SUN and Hoosier EVA provide input on Indiana’s $100 million investment for EV charging network

By Zach Schalk on June 16, 2022

More electric vehicle (EV) chargers are coming to Indiana roads. The Indiana Department of Transportation (INDOT) plans to use $100 million in federal funds for a new public EV charging network using Level 3 DC Fast Chargers. These chargers supply 100-200 miles of power for every 30 minutes of charging. That’s much faster than traditional home charging stations.

INDOT will submit its plan for approval to the federal government no later than August 1, 2022.

Solar United Neighbors and the Hoosier Electric Vehicle Association (Hoosier EVA), a group of EV owners and supporters from around the state, submitted comments to INDOT in response to a request for public input on the plan.

Here are the comments we submitted:

Thank you for this opportunity to provide public input on the Indiana Department of Transportation’s (INDOT) plans for the development of electric vehicle (EV) charging networks within the State of Indiana. On behalf of Solar United Neighbors (SUN), Hoosier Electric Vehicle Association (Hoosier EVA), and more than 4,500 supporters of our two organizations around the state, we are writing to ensure that current and future EV owners who will benefit from this foundational infrastructure investment have a voice in the planning process.
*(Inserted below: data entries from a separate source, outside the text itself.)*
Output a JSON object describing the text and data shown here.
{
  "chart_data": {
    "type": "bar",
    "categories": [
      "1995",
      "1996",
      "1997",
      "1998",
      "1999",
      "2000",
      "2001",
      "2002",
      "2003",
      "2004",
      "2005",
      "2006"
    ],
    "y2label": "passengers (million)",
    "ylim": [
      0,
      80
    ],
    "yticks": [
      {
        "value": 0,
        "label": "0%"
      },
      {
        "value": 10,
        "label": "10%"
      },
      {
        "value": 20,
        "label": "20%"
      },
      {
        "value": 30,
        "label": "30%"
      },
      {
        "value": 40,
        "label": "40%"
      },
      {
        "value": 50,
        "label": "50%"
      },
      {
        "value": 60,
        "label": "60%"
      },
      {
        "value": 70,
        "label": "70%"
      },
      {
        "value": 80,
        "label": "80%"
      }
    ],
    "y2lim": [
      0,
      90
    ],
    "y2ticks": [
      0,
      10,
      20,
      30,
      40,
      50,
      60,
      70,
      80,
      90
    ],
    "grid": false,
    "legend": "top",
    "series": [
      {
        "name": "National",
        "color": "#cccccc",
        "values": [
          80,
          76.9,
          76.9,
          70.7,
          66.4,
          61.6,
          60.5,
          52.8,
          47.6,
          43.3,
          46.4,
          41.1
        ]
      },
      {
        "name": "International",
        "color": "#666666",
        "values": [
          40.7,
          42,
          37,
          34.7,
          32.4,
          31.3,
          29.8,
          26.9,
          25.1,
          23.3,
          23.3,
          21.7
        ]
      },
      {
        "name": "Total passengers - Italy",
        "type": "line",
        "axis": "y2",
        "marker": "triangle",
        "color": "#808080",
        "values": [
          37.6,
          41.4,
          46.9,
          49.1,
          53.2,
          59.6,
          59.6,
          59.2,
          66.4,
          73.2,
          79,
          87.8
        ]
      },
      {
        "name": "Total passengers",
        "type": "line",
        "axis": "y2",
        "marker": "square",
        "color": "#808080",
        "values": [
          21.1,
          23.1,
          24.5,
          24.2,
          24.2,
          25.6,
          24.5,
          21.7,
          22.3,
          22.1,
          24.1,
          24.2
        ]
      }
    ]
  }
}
As EV owners and supporters, we wish to provide the following principles for your consideration in the development of our State’s broad EV charging infrastructure plan and in the specific deployment of National Electric Vehicle Infrastructure Formula Program funds available from the Bipartisan Infrastructure Law:

  • EV charging is an inherently competitive and innovative market and Indiana’s plan for deploying these valuable public funds should foster an environment that enables and incentivizes continued innovation in the future as the marketplace and technologies continue to develop.
  • We support the guidelines for EV charging criteria outlined for alternative fuel corridors as proposed by the Federal Highway Administration. To ensure the EV charging stations supported by these public funds are best located for public use, we suggest the following additional criteria for ideal placement:
    • Charging locations should have adequate space and the underlying infrastructure to meet future demand by adding capacity and / or adopting new technologies as EV charging evolves and the EV market continues to grow.
    • All locations should be safe, well-lit, and include safe walking paths to nearby shops, restaurants, and other amenities, including clean and well maintained 24/7 restrooms large enough to accommodate extra traffic from EV owners.
  • Charging infrastructure should be distributed widely and early investments especially should be placed strategically to ensure that all communities have equal access. Prioritizing planned corridors for early investments should be balanced with clear plans designed to meet the needs of underserved communities in both urban and rural settings.
  • Public dollars should only go to infrastructure providers whose networks can cooperate and be accessible to other companies’ networks, ideally those whose networks use the “Open Charge Point Protocol” standards.
  • Open payment systems should be required so that a consumer can use a common credit card reader that accepts all payment cards, an agreement to accept another company’s payment card, or a similar solution.
  • Charging costs at public stations should be reasonable, transparent, and available in per kWh terms.
  • Charging companies and systems should be required to share real-time information about the location of chargers, their availability, and price terms. The public should be able to access this information easily and conveniently.
  • Charging station uptime and reliability are critical to the success of the network and should be incentivized. Reliability targets should be set to a high but achievable level, based on what the top performing charging providers, including Tesla, have achieved in the past.
  • Charging infrastructure deployment plans should support the use of distributed solar, energy efficiency, and other non-wires alternatives such as battery storage co-located with EV charging infrastructure to minimize overall costs and reduce system-wide burdens from increased electricity demand.
  • INDOT and other regulators (including the Indiana Utility Regulatory Commission) should ensure that federal dollars be utilized for EV charger-related power grid upgrades rather than allowing utilities to raise electricity rates on general customers for these purposes.

Thank you again for the opportunity to provide public input into this critical process for planning Indiana’s transportation future. We look forward to further participation in the public input process as appropriate.